さて、問題はどうやってこの状況を脱するか。
携帯の電波は届いているが、おなかがすいたので助けて下さいというわけにもいくまい。
それに、車の通れない道なので、助けを呼んだところでどうしようもないのだ。いや、背負って運んでもらったりしなくても、おにぎりの一つか、甘い飲み物の一本でももらえれば、あとは自力で何とかできるとは思うが。
伝承のヒダル神も、米か何かを少しでも口にすれば追い払いことができるらしい。やはり、低血糖の症状っぽい。
とにかく、さすがに完全に足が動かなくなれば助けを呼ぶしかないとして、足が動くうちは自力で何とかしたい。
なお、昼食は車の中、というのはすでに書いたとして、食べ物の類は他に持ち歩いていない。
甘い飲み物でもあればなんとかなったかもしれないが、糖分取りすぎの問題もあって、甘いものは飲料の半分以下ということにしていた。ペットボトル一本だけ持っていたミルクティーは早々に飲んでしまい、リュックサックに残るのは烏龍茶だけである。おかげで熱中症や脱水症状に陥る危険はないが、もちろん低血糖は治らない。
この腹の脂肪、こういう時のために貯め込んでるんじゃないのか。そう自分の体に文句の一つも言いたくなるが、脂肪の燃焼には時間がかかるらしい。体力の消耗を抑えて待っていれば、脂肪をエネルギーに変えられるという説もあるが、あいにく今は仕事中である。
力の入らない足を引きずって、車までの道をとぼとぼと歩く。採集もしなければいけないのだが、捕虫網を持つ手にも力が入らない。採集の頻度を普段の半分程度に下げ、車に帰ることを優先して歩く。
そうして、予定していた昼食時間から二時間少々遅れて、午後二時過ぎに何とか車にたどり着き、ようやく昼食にありついたのであった。
◆
その後も仕事の現場中やプライベートの採集中にヒダル神に襲われることが何度かあった。

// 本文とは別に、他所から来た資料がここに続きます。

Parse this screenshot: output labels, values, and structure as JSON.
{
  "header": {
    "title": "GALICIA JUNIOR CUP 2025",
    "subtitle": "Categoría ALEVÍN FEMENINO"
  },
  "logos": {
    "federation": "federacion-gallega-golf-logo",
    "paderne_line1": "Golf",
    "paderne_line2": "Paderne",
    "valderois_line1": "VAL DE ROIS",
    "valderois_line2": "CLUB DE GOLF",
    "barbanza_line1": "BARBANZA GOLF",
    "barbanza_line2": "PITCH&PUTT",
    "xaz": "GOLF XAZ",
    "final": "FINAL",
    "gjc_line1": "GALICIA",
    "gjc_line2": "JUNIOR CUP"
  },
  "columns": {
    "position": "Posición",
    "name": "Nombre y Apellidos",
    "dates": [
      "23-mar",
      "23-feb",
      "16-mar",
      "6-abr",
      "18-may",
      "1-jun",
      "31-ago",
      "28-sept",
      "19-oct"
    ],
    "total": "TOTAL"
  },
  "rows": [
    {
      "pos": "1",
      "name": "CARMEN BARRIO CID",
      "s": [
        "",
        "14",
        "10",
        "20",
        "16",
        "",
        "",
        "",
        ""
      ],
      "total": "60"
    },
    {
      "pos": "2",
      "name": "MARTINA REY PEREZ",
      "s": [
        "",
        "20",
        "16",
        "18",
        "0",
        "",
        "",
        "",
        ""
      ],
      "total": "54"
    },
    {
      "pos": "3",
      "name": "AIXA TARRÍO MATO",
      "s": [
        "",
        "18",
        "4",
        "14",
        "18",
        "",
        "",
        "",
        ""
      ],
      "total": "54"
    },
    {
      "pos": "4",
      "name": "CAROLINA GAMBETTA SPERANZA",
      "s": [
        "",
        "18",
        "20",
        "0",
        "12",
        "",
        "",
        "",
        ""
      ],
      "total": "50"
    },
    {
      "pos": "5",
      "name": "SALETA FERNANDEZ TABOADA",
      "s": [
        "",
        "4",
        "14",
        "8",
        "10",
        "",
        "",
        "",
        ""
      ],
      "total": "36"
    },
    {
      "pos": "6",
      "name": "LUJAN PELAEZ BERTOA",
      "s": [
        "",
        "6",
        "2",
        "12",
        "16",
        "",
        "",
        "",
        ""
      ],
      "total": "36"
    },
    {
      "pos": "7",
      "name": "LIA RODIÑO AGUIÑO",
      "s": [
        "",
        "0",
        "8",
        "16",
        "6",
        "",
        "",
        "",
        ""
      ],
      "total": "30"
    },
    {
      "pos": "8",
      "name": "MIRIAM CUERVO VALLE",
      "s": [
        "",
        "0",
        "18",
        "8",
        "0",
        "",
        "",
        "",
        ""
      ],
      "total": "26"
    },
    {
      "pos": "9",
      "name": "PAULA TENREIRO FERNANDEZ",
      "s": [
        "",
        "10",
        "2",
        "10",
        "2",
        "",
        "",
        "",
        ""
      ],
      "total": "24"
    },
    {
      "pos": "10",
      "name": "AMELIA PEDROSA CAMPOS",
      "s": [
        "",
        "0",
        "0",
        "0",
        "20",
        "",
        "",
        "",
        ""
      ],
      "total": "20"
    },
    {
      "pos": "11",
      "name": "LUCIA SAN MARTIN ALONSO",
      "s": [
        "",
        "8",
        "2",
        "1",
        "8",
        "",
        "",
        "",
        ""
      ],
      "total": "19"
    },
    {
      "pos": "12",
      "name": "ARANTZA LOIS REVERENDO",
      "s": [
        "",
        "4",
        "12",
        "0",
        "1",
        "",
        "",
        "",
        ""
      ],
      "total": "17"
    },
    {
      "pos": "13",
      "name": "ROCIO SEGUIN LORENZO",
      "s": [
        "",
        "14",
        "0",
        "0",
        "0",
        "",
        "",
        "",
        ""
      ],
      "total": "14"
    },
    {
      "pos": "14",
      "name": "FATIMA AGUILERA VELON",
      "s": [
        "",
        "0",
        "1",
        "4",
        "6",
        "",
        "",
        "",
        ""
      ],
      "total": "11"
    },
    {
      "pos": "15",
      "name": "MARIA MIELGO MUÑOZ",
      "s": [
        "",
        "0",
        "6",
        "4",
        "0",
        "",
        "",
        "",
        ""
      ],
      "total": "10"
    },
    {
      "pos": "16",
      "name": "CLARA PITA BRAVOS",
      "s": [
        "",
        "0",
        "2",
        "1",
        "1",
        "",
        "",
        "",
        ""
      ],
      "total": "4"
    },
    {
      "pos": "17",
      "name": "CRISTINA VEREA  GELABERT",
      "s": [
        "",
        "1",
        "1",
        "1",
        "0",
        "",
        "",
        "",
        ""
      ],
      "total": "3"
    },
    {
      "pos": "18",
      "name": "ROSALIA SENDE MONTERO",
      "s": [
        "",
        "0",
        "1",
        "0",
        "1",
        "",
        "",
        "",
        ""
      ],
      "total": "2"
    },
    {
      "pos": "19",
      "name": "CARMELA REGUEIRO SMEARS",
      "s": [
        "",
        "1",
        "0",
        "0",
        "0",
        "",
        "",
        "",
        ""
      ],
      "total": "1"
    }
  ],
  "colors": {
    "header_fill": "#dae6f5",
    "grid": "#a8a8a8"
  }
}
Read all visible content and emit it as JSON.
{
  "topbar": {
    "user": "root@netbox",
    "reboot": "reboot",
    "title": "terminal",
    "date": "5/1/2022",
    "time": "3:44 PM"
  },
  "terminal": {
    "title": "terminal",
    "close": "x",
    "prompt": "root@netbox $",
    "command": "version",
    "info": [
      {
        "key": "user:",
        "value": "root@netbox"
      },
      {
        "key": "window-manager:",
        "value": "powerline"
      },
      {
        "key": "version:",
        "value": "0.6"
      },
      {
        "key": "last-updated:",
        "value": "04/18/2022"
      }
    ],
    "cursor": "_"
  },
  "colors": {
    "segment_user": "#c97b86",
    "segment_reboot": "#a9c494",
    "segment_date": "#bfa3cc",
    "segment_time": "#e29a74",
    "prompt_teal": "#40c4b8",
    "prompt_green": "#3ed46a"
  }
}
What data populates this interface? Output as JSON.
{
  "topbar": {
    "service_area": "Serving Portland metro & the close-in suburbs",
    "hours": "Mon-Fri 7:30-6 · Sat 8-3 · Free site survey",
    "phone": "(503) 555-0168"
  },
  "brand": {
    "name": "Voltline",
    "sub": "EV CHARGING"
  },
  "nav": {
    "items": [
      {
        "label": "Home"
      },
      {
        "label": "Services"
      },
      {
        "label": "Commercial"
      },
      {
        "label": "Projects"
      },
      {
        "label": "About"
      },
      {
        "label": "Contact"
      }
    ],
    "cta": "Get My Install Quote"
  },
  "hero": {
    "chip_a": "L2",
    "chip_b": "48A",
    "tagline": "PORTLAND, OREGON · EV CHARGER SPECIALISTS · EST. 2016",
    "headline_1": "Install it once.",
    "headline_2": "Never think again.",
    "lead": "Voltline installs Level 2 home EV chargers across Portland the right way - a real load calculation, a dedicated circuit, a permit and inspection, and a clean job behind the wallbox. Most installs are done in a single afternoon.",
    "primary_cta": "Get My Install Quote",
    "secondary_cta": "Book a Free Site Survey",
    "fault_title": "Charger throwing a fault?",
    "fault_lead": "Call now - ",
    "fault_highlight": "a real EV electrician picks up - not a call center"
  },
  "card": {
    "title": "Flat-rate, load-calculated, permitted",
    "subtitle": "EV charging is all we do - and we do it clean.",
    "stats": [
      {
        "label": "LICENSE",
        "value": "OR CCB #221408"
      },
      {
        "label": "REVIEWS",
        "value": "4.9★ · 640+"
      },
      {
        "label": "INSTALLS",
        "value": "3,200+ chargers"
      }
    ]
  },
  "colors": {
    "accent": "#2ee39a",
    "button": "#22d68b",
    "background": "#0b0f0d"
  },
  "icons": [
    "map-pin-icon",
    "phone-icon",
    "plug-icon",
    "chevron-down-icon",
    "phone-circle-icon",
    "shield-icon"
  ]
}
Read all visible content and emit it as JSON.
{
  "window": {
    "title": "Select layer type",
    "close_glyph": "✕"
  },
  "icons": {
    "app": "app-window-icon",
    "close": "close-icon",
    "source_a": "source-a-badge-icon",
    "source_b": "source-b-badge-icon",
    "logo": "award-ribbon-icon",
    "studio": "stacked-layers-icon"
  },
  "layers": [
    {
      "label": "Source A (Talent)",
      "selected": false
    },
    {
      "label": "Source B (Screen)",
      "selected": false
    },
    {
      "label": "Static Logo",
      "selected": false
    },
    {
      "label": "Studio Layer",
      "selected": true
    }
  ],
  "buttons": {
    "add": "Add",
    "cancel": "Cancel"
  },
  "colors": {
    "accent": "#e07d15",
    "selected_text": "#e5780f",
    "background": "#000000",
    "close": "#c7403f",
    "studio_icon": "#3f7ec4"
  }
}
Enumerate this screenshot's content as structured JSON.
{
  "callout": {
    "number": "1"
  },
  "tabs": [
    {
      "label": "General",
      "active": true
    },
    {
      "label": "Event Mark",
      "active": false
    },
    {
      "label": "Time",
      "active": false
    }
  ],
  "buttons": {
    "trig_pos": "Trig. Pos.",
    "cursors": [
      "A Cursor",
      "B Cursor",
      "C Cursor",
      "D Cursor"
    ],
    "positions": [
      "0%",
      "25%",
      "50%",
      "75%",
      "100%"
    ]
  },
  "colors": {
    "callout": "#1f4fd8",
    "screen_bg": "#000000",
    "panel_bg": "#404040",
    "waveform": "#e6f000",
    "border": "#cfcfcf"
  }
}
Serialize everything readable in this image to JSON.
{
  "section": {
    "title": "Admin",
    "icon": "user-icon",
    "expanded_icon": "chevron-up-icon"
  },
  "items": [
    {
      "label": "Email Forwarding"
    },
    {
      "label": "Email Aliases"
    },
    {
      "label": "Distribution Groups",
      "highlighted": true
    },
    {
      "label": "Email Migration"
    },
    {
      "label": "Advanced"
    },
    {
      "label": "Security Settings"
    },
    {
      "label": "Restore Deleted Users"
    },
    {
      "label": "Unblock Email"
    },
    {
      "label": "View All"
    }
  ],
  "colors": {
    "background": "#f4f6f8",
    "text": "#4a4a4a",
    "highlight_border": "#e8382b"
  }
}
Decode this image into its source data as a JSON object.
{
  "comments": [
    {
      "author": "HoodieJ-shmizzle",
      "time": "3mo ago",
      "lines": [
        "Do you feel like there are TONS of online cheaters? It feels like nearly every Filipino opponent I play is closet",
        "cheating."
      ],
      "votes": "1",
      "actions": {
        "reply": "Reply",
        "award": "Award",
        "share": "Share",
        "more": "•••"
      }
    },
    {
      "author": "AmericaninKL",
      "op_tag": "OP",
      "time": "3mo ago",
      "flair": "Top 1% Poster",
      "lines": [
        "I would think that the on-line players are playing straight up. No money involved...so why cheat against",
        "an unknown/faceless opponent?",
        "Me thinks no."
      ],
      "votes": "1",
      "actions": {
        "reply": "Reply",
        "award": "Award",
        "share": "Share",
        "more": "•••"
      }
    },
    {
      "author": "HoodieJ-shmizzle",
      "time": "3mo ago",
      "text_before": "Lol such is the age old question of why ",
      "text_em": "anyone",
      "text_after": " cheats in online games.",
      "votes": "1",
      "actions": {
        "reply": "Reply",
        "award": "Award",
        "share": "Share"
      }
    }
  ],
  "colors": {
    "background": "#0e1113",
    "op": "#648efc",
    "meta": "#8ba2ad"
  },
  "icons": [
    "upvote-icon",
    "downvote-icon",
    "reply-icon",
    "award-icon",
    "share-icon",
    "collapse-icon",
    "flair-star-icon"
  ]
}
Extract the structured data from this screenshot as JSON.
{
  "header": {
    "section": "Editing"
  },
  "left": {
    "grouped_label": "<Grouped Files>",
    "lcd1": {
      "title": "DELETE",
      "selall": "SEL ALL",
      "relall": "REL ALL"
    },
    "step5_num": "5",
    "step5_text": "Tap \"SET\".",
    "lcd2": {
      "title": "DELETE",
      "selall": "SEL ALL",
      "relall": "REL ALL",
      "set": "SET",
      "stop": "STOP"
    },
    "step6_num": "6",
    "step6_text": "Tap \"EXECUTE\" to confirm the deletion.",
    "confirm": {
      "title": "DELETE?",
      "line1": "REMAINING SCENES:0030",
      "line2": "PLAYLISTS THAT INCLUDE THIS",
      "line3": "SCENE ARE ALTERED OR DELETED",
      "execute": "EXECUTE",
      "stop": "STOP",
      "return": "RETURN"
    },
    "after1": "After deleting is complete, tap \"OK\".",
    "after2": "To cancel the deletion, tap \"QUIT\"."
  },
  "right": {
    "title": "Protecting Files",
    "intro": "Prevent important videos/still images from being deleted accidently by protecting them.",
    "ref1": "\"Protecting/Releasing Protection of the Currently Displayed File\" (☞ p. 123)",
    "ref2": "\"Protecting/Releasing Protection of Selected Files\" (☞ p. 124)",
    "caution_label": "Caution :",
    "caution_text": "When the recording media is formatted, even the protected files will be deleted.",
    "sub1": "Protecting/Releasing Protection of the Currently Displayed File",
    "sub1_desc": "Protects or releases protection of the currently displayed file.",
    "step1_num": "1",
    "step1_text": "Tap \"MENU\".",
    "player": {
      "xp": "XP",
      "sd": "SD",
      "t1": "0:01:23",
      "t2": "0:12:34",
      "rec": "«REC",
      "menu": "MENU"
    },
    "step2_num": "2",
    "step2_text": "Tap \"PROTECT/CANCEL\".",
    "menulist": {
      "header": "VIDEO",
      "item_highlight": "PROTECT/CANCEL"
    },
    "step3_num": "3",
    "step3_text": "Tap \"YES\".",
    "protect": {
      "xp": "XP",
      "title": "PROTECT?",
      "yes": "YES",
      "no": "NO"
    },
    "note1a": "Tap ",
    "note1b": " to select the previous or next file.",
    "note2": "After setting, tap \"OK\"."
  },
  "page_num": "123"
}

たまに非常食としてカ〇リーメイトとかクラッカーなんかをリュックサックに入れておくこともあるが、そんなときに限ってヒダル神は寄り付かない。
最悪そのまま忘れてしまい、その後リュックサックの整理をしたときに、粉々になった挙句に賞味期限の切れた非常食が見つかったりするのである。